Pernah suatu pagi saat menginap di Jeddah, aku bangun dengan tiba-tiba. Menggigil seluruh badanku karena kedinginan. Tenggorokanpun terasa amat sakit. Kelu. Temperatur di remot kontrol menunjukkan angka 21 derajat celsius. Dengan bunyi blower diffuser terdengar kencang. Entah karena masih jetlek entah karena udara di ruangan memang super dingin. Begitupun selama perjalanan di dalam bis. Selalu saja menggigil. Suhu yang sama. Padahal di luar ruangan atau di luar bis, temperatur rata-rata antara 39 s.d 44 derajat celcius. Di arab –pada umumnya- temperatur udara relatif tinggi di musim panas, hujan sangat jarang turun. Pemandangan kanan kiri di sepanjang perjalanan hanya pasir dan batu. Tepatnya gunung batu.  Sangking gersangnya, rumputpun tidak mau tumbuh. Kebayang ndak? 2000 tahun yang lalu, nabi Ibrohim AS tanpa babibu melaksanakan perintah Alloh. Meninggalkan ibunda Siti Hajar nabi Ismail di mekah yang  gersang, tempat rumput pun tidak mau tumbuh? SubhanAlloh
15. Orang-orang di arab paling seneng dengan orang indonesia. Ada semacam kebiasaan memanggil orang yang tidak dikenal di arab. Orang arab biasanya di panggil Ahmad, orang india atou pakistan Badrun,sedangkan orang indonesia atau perempuan indonesia dengan “Siti Rahmah”. Sebenarnya nama itu seperti nama olok-olok untuk para pembantu rumah tangga (TKI – tenaga Kerja Indonesia? Bener ndak?). Namun kemudian berkembang menjadi sebutan umum.
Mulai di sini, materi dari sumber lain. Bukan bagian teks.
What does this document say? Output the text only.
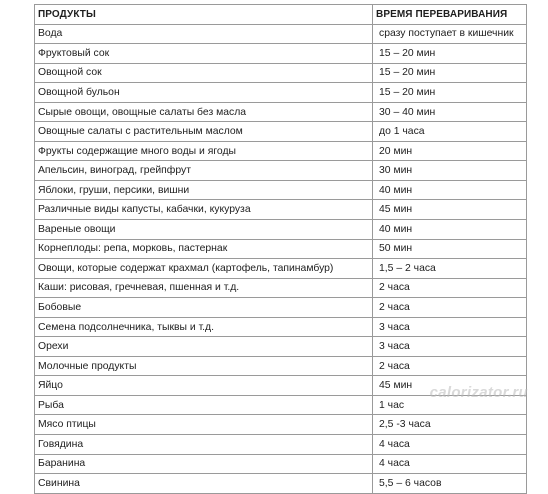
ПРОДУКТЫ	ВРЕМЯ ПЕРЕВАРИВАНИЯ
Вода	сразу поступает в кишечник
Фруктовый сок	15 – 20 мин
Овощной сок	15 – 20 мин
Овощной бульон	15 – 20 мин
Сырые овощи, овощные салаты без масла	30 – 40 мин
Овощные салаты с растительным маслом	до 1 часа
Фрукты содержащие много воды и ягоды	20 мин
Апельсин, виноград, грейпфрут	30 мин
Яблоки, груши, персики, вишни	40 мин
Различные виды капусты, кабачки, кукуруза	45 мин
Вареные овощи	40 мин
Корнеплоды: репа, морковь, пастернак	50 мин
Овощи, которые содержат крахмал (картофель, тапинамбур)	1,5 – 2 часа
Каши: рисовая, гречневая, пшенная и т.д.	2 часа
Бобовые	2 часа
Семена подсолнечника, тыквы и т.д.	3 часа
Орехи	3 часа
Молочные продукты	2 часа
Яйцо	45 мин
Рыба	1 час
Мясо птицы	2,5 -3 часа
Говядина	4 часа
Баранина	4 часа
Свинина	5,5 – 6 часов
calorizator.ru
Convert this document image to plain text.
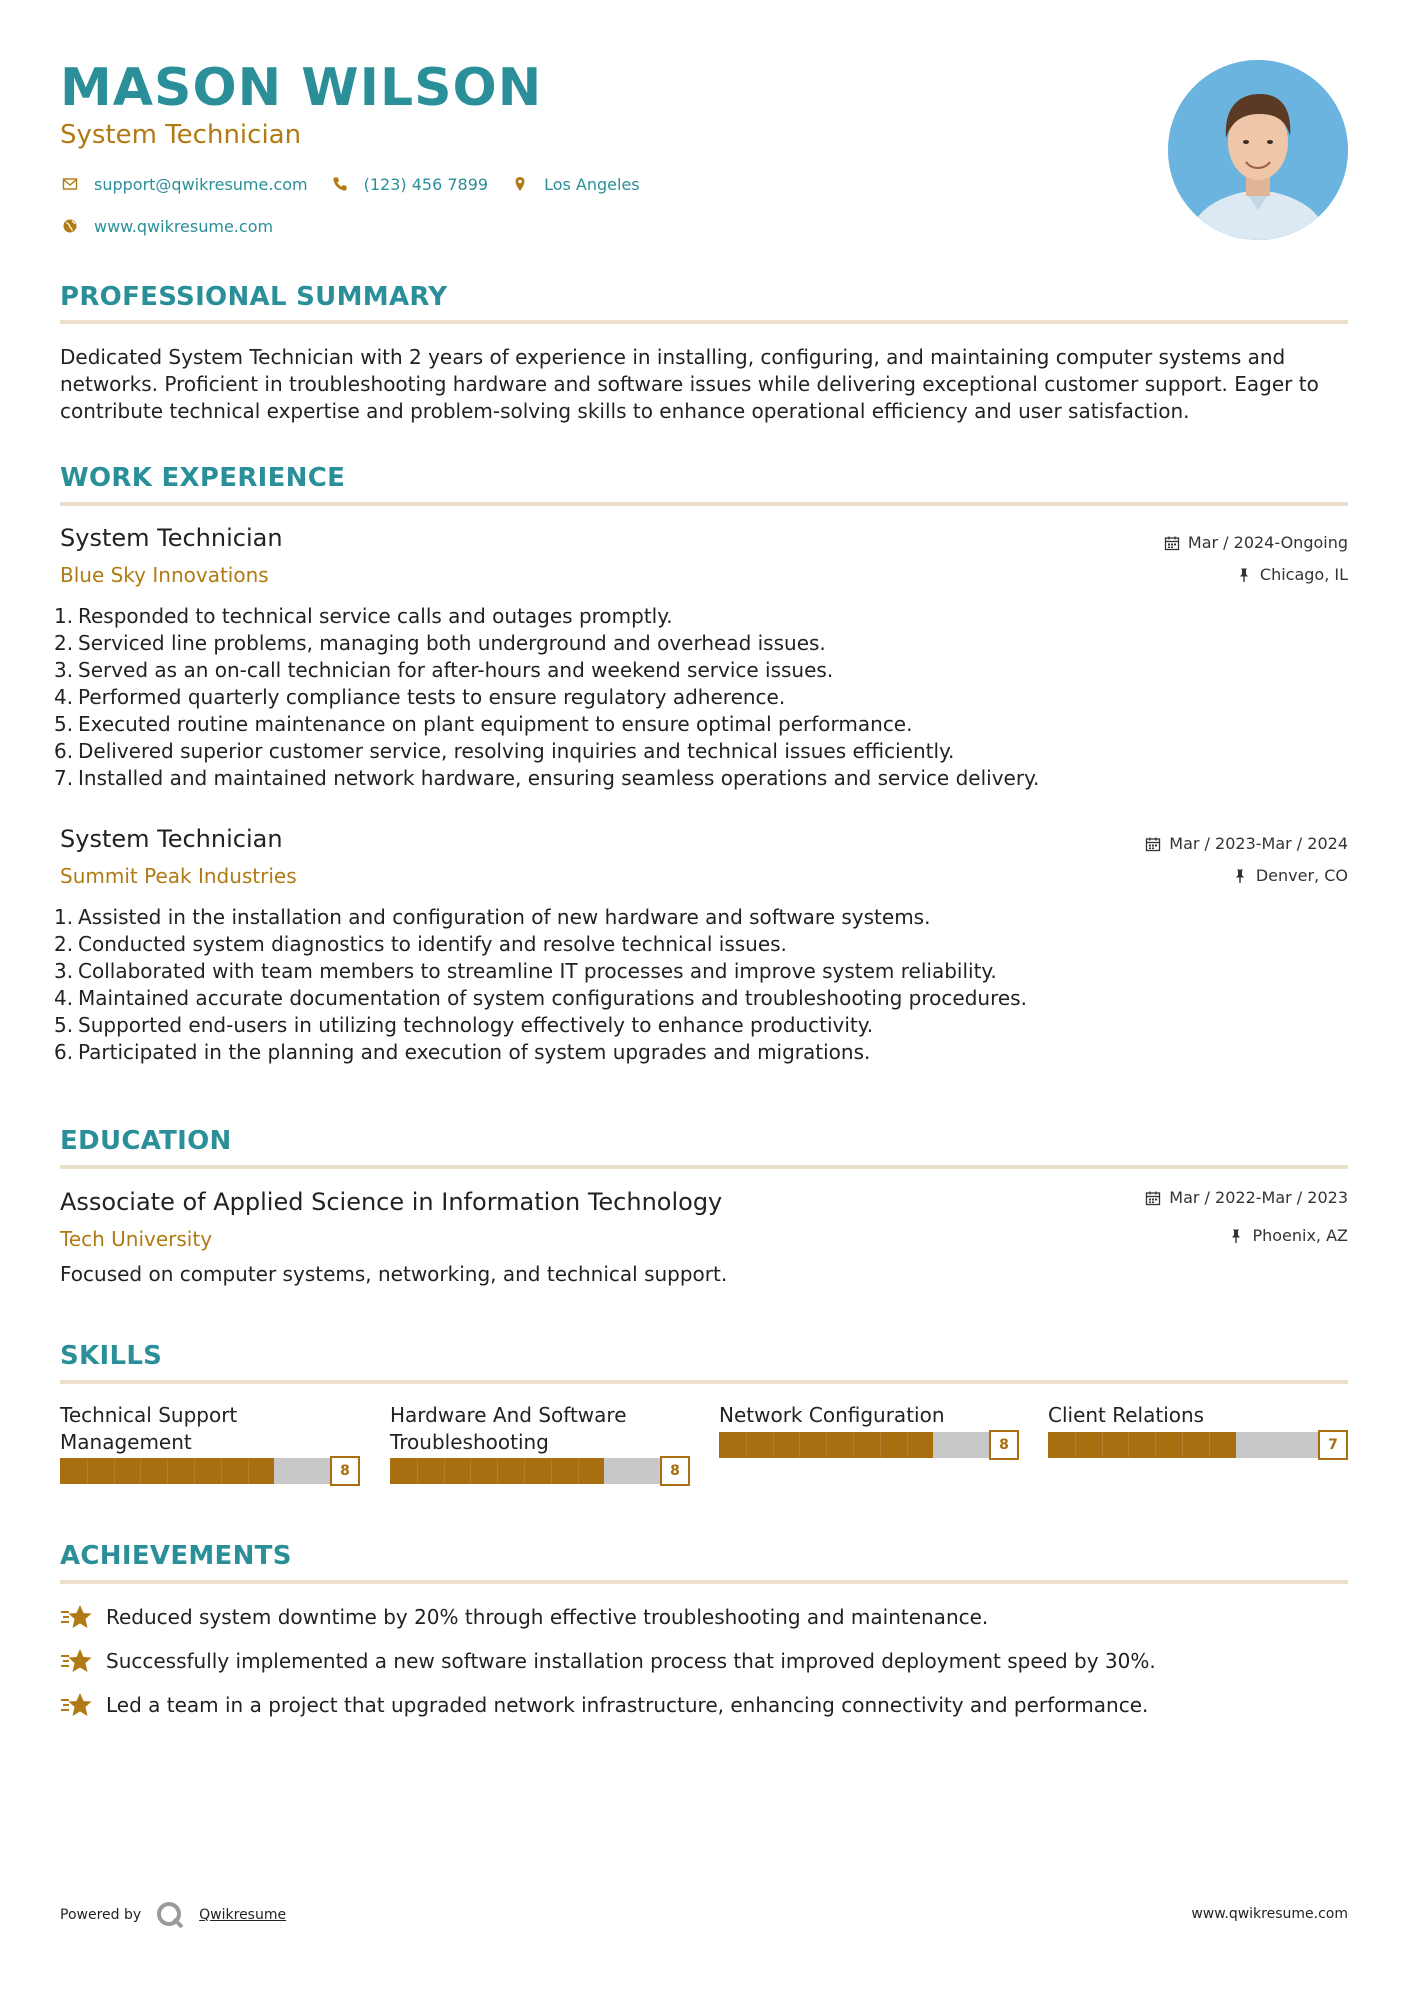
MASON WILSON
System Technician
support@qwikresume.com	(123) 456 7899	Los Angeles
www.qwikresume.com
PROFESSIONAL SUMMARY
Dedicated System Technician with 2 years of experience in installing, configuring, and maintaining computer systems and networks. Proficient in troubleshooting hardware and software issues while delivering exceptional customer support. Eager to contribute technical expertise and problem-solving skills to enhance operational efficiency and user satisfaction.
WORK EXPERIENCE
System Technician
Blue Sky Innovations
Mar / 2024-Ongoing
Chicago, IL
1. Responded to technical service calls and outages promptly.
2. Serviced line problems, managing both underground and overhead issues.
3. Served as an on-call technician for after-hours and weekend service issues.
4. Performed quarterly compliance tests to ensure regulatory adherence.
5. Executed routine maintenance on plant equipment to ensure optimal performance.
6. Delivered superior customer service, resolving inquiries and technical issues efficiently.
7. Installed and maintained network hardware, ensuring seamless operations and service delivery.
System Technician
Summit Peak Industries
Mar / 2023-Mar / 2024
Denver, CO
1. Assisted in the installation and configuration of new hardware and software systems.
2. Conducted system diagnostics to identify and resolve technical issues.
3. Collaborated with team members to streamline IT processes and improve system reliability.
4. Maintained accurate documentation of system configurations and troubleshooting procedures.
5. Supported end-users in utilizing technology effectively to enhance productivity.
6. Participated in the planning and execution of system upgrades and migrations.
EDUCATION
Associate of Applied Science in Information Technology
Tech University
Mar / 2022-Mar / 2023
Phoenix, AZ
Focused on computer systems, networking, and technical support.
SKILLS
Technical Support Management
8
Hardware And Software Troubleshooting
8
Network Configuration
8
Client Relations
7
ACHIEVEMENTS
Reduced system downtime by 20% through effective troubleshooting and maintenance.
Successfully implemented a new software installation process that improved deployment speed by 30%.
Led a team in a project that upgraded network infrastructure, enhancing connectivity and performance.
Powered by	Qwikresume	www.qwikresume.com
Nah curi-curi dengar ini, selain terkenal kecantikannya, orang indonesia juga terkenal ramah-ramah. Paling rajin berbelanja. Sampe-sampe ada istilah “Towaf di Chronice” . Chronice adalah sebuh area belanja terkenal di daerah Jeddah. Tempat para ibu-ibu menghabiskan real mereka. Karena, pandangan kita beda-beda tipis antara belanja dan ibadah jadilah ritual itu menjadi seperti wajib. Khas orang-orang indonesia sehabis merantau atau pulang mudik, sibuk borong-borong. Dan orang-orang indonesia diperantauan sangat pandai berwira usaha. Maka jadilah sederet toko-toko bernama indonesia. “ali Murah” “Sultan  Murah” dan lain sebagainya. Pokoknya selalu ada embel-embel murah dibelakangnya.
Yang menyenangkan lagi, orang indonesia jarang menawar saat berbelanja, tentu saja selain masalah bahasa. Orang kita tak enak  menawar di sana.
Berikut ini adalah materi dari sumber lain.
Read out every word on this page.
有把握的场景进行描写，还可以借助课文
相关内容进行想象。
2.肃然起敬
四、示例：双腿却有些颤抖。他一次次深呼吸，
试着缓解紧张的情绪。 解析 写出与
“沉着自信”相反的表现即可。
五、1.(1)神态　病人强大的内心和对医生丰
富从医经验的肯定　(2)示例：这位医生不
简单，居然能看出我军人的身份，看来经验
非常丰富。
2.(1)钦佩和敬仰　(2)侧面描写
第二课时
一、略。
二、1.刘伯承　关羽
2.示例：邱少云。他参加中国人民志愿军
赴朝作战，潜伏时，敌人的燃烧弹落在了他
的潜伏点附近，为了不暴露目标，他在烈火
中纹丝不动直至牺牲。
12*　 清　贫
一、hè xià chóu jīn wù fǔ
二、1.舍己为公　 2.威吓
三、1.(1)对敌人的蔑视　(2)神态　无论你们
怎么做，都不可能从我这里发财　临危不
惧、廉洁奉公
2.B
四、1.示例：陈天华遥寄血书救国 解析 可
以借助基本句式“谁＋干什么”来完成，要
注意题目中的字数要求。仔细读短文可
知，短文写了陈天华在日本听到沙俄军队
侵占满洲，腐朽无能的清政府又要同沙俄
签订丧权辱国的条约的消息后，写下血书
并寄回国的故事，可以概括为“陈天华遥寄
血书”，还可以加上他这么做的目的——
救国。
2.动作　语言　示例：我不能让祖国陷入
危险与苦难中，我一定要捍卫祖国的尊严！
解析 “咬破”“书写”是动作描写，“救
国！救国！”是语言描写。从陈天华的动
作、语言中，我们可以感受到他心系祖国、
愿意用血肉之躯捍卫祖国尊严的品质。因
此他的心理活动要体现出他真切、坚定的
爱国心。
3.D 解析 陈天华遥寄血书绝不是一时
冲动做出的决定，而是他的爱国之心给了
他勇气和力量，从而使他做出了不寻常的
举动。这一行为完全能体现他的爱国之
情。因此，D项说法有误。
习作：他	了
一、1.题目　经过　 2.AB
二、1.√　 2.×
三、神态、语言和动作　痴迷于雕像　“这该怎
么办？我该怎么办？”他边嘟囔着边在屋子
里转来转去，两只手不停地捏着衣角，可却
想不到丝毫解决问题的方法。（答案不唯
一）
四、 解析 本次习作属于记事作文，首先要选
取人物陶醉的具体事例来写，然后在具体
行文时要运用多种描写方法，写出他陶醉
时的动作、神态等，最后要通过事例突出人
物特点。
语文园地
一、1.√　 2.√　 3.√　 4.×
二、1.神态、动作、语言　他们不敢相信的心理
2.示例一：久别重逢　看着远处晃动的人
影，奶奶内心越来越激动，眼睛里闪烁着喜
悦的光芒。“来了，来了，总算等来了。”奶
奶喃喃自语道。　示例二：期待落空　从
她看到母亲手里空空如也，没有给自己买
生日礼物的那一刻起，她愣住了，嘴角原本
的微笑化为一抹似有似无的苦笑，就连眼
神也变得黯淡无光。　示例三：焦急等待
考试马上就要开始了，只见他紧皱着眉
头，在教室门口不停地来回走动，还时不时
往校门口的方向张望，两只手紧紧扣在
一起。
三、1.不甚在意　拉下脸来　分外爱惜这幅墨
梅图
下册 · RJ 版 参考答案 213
Selain towaf di Chronice, hampir bisa dipastikan selesai bubaran masjid, orang indonesia tak lupa menyempatkan ke toko-toko atau belanja di obralan pasar kaget di depan masjid. Jangan tanya nawarinnya, ya pake bahasa indonesia.
“Hajj... Hajj... “
“Sepuluh real..  Sepuluh real..”
“Murah... Murah...” (Dialek  india mode: ON)
  Orang indonesia kalo belanja atau naik taksi,  umumnya lebih suka mengikhlaskan kembalian jika pedagang atau sopir tidak punya uang kembalian. Jangan tanya kalo orang dari negara lain. Bisa ribut berlama-lama itu.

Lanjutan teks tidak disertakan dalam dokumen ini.